A multidisciplinary team of researchers from the University of Liège (Belgium) has detected significant amounts of DNA traps in distinct compartments of the lungs of patients who died from Covid-19. These traps, called NETs, are released massively into the airways, the lung tissue and the blood vessels.
Such excessive release could be a major contributor to severe disease complications leading to in-hospital death. These results are published this week in the Journal of Experimental Medicine.
Neutrophils are innate immune cells that act as the immune system's first line of defence. However, when over-activated, they can play a toxic role, as in the case of autoimmune diseases and chronic inflammatory diseases, for example.

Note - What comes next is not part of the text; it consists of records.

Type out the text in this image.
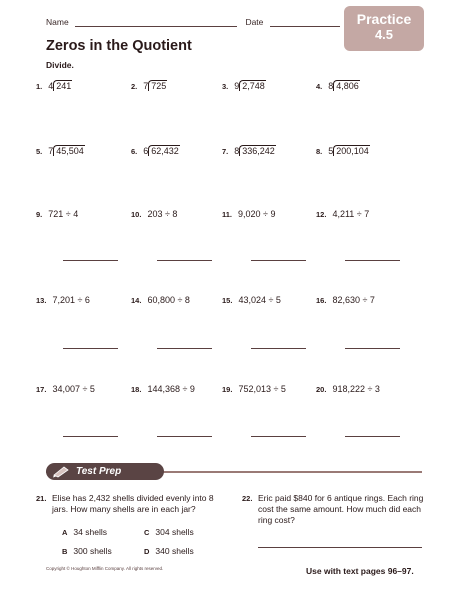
Name	Date	Practice
4.5
Zeros in the Quotient
Divide.
1. 4 241	2. 7 725	3. 9 2,748	4. 8 4,806
5. 7 45,504	6. 6 62,432	7. 8 336,242	8. 5 200,104
9. 721 ÷ 4	10. 203 ÷ 8	11. 9,020 ÷ 9	12. 4,211 ÷ 7
13. 7,201 ÷ 6	14. 60,800 ÷ 8	15. 43,024 ÷ 5	16. 82,630 ÷ 7
17. 34,007 ÷ 5	18. 144,368 ÷ 9	19. 752,013 ÷ 5	20. 918,222 ÷ 3
Test Prep
21. Elise has 2,432 shells divided evenly into 8 jars. How many shells are in each jar?
A 34 shells	C 304 shells
B 300 shells	D 340 shells
22. Eric paid $840 for 6 antique rings. Each ring cost the same amount. How much did each ring cost?
Copyright © Houghton Mifflin Company. All rights reserved.	Use with text pages 96–97.
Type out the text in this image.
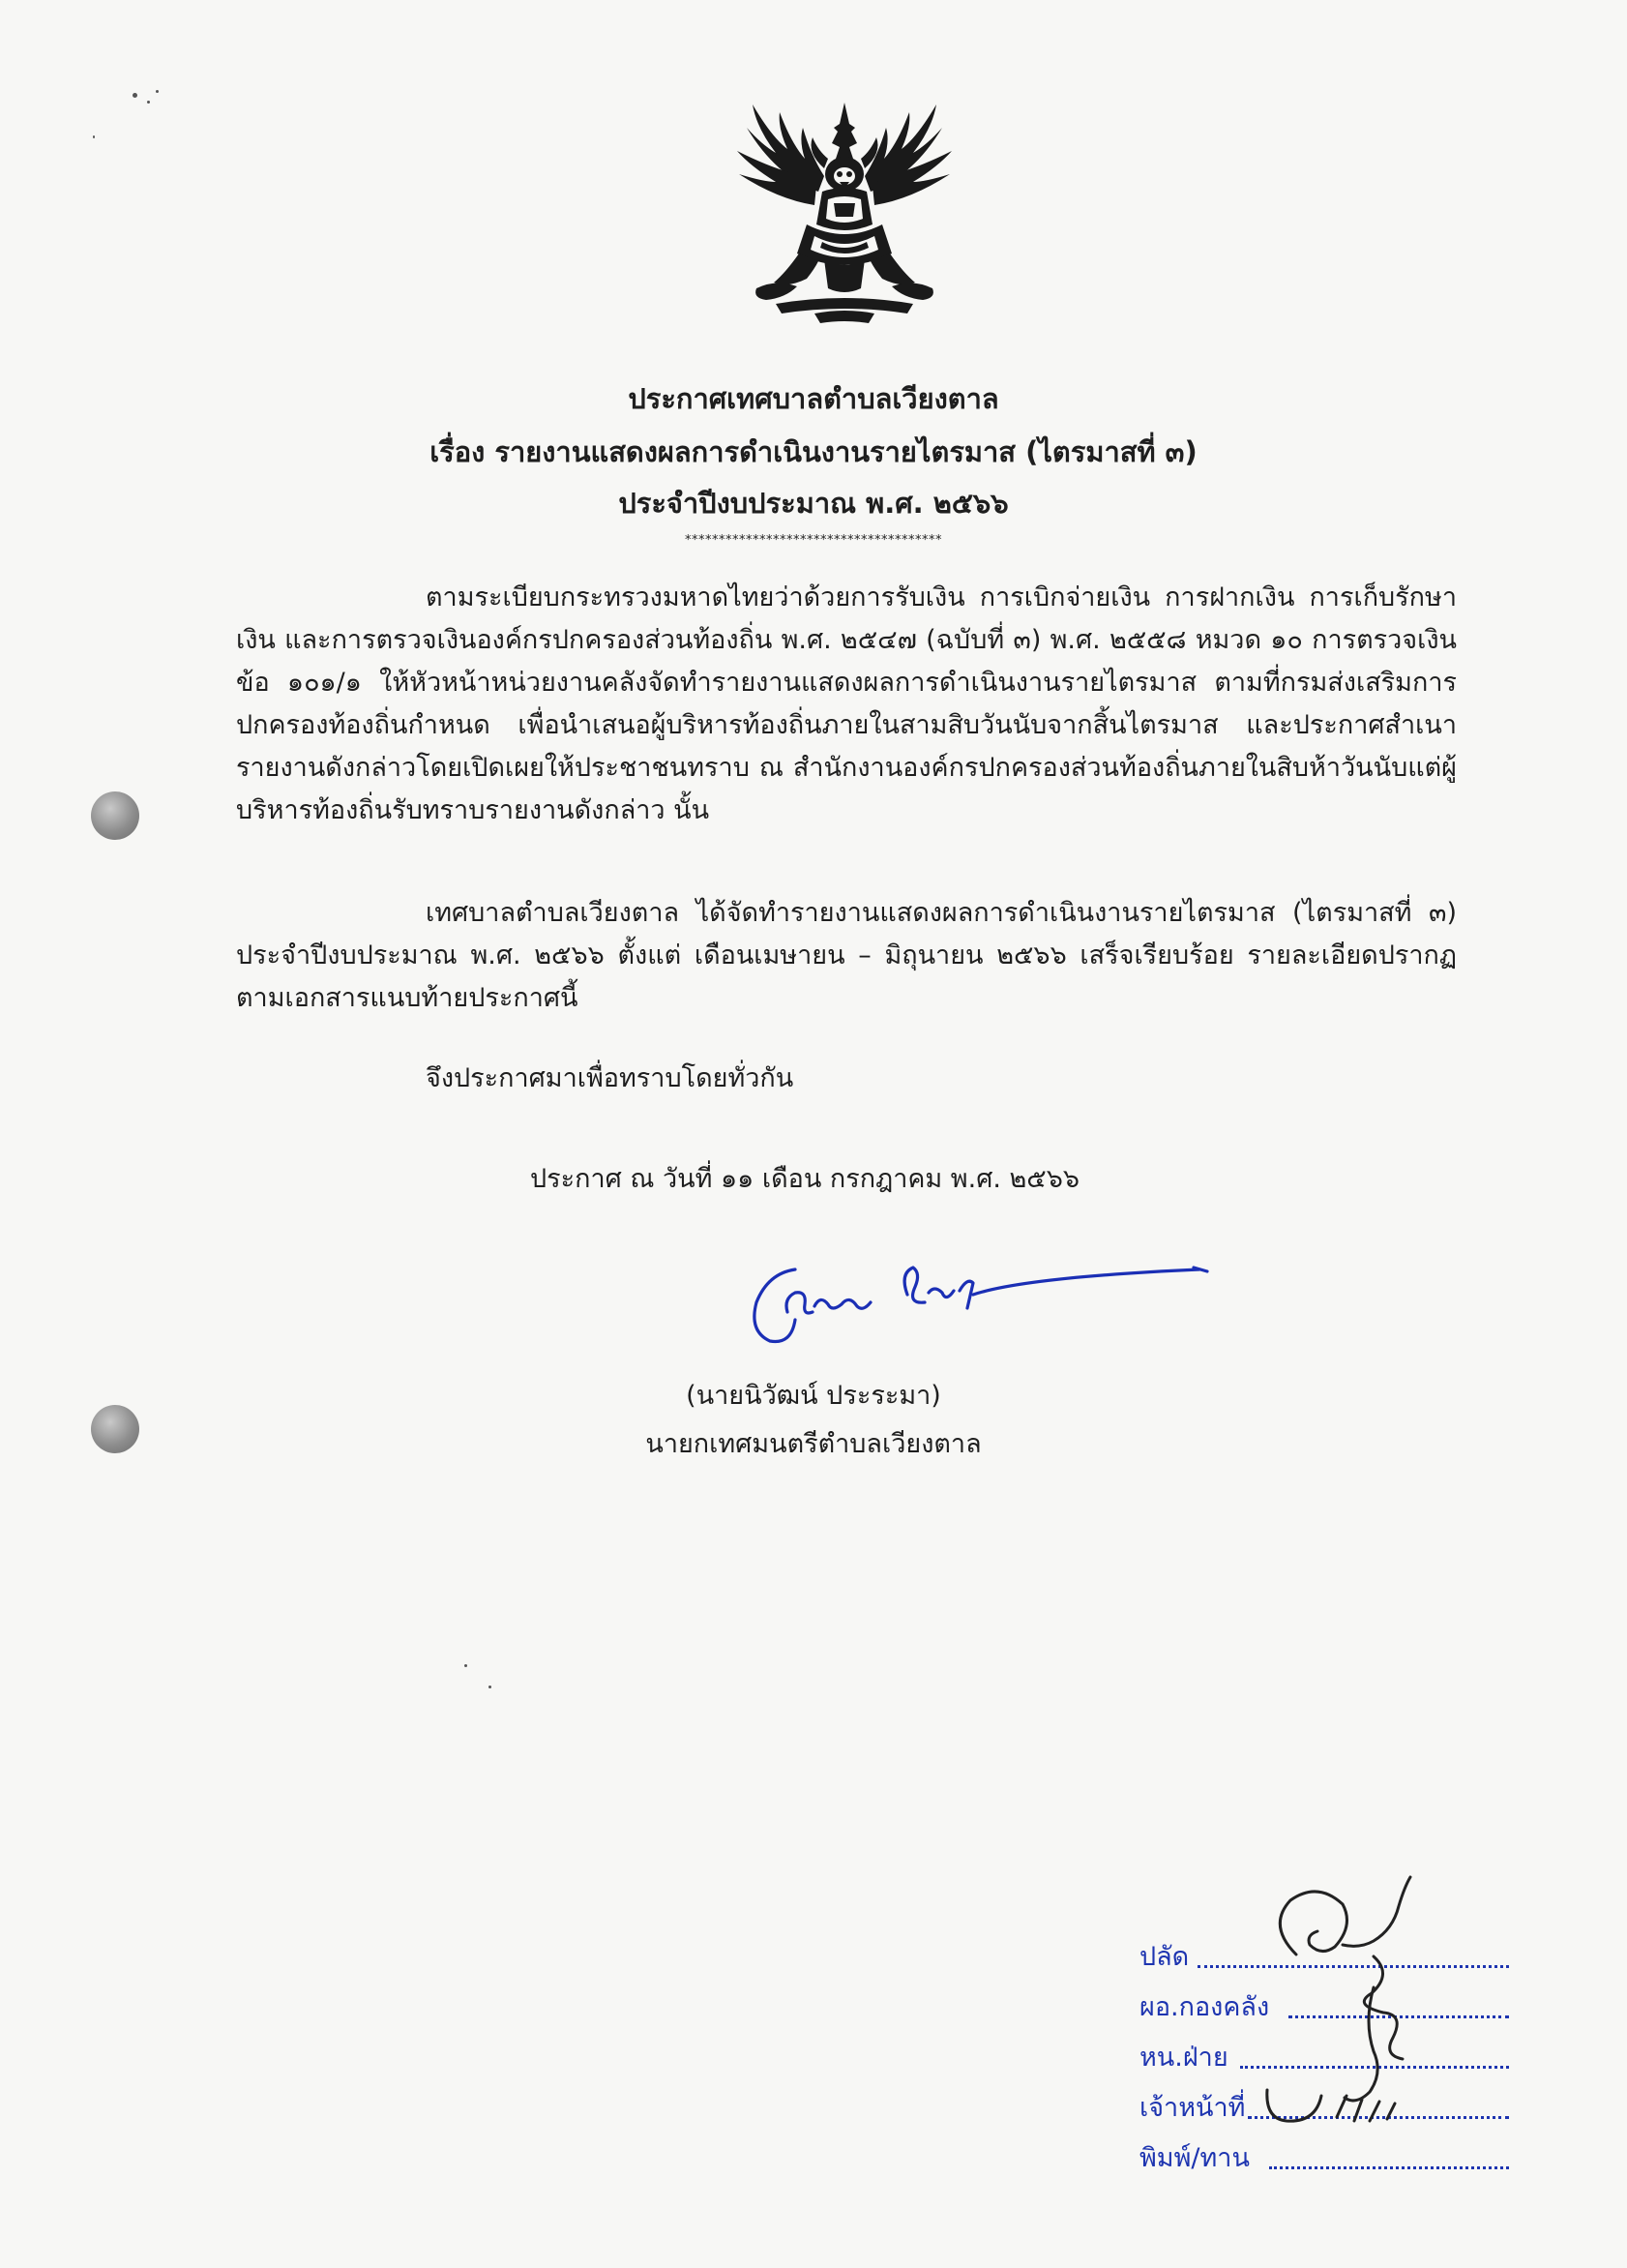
ประกาศเทศบาลตำบลเวียงตาล
เรื่อง รายงานแสดงผลการดำเนินงานรายไตรมาส (ไตรมาสที่ ๓)
ประจำปีงบประมาณ พ.ศ. ๒๕๖๖
**************************************
ตามระเบียบกระทรวงมหาดไทยว่าด้วยการรับเงิน การเบิกจ่ายเงิน การฝากเงิน การเก็บรักษาเงิน และการตรวจเงินองค์กรปกครองส่วนท้องถิ่น พ.ศ. ๒๕๔๗ (ฉบับที่ ๓) พ.ศ. ๒๕๕๘ หมวด ๑๐ การตรวจเงิน ข้อ ๑๐๑/๑ ให้หัวหน้าหน่วยงานคลังจัดทำรายงานแสดงผลการดำเนินงานรายไตรมาส ตามที่กรมส่งเสริมการปกครองท้องถิ่นกำหนด เพื่อนำเสนอผู้บริหารท้องถิ่นภายในสามสิบวันนับจากสิ้นไตรมาส และประกาศสำเนารายงานดังกล่าวโดยเปิดเผยให้ประชาชนทราบ ณ สำนักงานองค์กรปกครองส่วนท้องถิ่นภายในสิบห้าวันนับแต่ผู้บริหารท้องถิ่นรับทราบรายงานดังกล่าว นั้น
เทศบาลตำบลเวียงตาล ได้จัดทำรายงานแสดงผลการดำเนินงานรายไตรมาส (ไตรมาสที่ ๓) ประจำปีงบประมาณ พ.ศ. ๒๕๖๖ ตั้งแต่ เดือนเมษายน – มิถุนายน ๒๕๖๖ เสร็จเรียบร้อย รายละเอียดปรากฏตามเอกสารแนบท้ายประกาศนี้
จึงประกาศมาเพื่อทราบโดยทั่วกัน
ประกาศ ณ วันที่ ๑๑ เดือน กรกฎาคม พ.ศ. ๒๕๖๖
(นายนิวัฒน์ ประระมา)
นายกเทศมนตรีตำบลเวียงตาล
ปลัด
ผอ.กองคลัง
หน.ฝ่าย
เจ้าหน้าที่
พิมพ์/ทาน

Neutrophils have the ability to release their own DNA through DNA traps called Neutrophil Extracellular Traps or NETs. When massively released in certain compartments of the lungs, they can cause toxic effects.
Here, we have detected substantial quantities of NETs in distinct compartments of the lungs of patients who died from Covid-19 at the University Hospital (CHU) of Liège and who exhibited histo-pathological features of diffuse alveolar damage, whereas these DNA traps were absent in the lungs of patients who died from another cause."
Thomas Marichal, Professor, Welbio and ERC Investigator, Institute of the University of Liège
Marichal is also head of the Immunophysiology Laboratory at the GIGA
The presence of NETs in the blood vessels, pulmonary interstitium and airways could explain the formation of fibrin-rich clots underlying highly prevalent thrombotic events and different aspects of lung damage resulting from an uncontrolled activation of the immune system leading to the "cytokine storm".
Also composed of Prof. Cécile Oury (Fund for Scientific Research - F.R.S.-FNRS, Head of the Cardiology Laboratory, GIGA, ULiège) and Prof. Philippe Delvenne (Head of Pathological Anatomy Laboratory of the CHU of Liège, Director of the Laboratory of Experimental Pathology, ULiège) and Dr Coraline Radermecker (Postdoctoral Research for the Fund for Scientific Research - FNRS at the Laboratory of Immunophysiology, GIGA, ULiège), the research team was able to characterize the presence and precise localization of NETs in the lungs using imaging techniques associated with histopathological analyses.
"We are the first team in the world to identify the presence of NETs in several compartments of the lungs of patients with Covid-19," explains Coraline Radermecker, first author of this study published in the Journal of Experimental Medicine.
"Clinical trials aimed at degrading these NETs in the hope of improving the condition of patients with advanced disease are being conducted by other teams around the world. Our study validates these therapeutic approaches by demonstrating that NETs are associated with the severe complications of Covid 19," added Thomas Marichal.
"NET-targeting pharmacological approaches exist, with drugs already available, such as dornase alfa used in cystic fibrosis" explains Cécile Oury. As part of the prevention and treatment of thrombotic complications, she also stresses the need to implement current heparin-based recommendations. The fight against the excessive release of NETs appears to be a complementary route that could prove efficacy.
"We will now continue our research on the effects of Covid 19 on other organs, including the heart, another organ frequently affected in this disease, and further refine our knowledge of the mechanisms that lead to severe forms of the disease", Thomas Marichal concludes.
Radermecker, C., et al. (2020) Neutrophil extracellular traps infiltrate the lung airway, interstitial, and vascular compartments in severe COVID-19. Journal of Experimental Medicine. doi.org/10.1084/jem.20201012.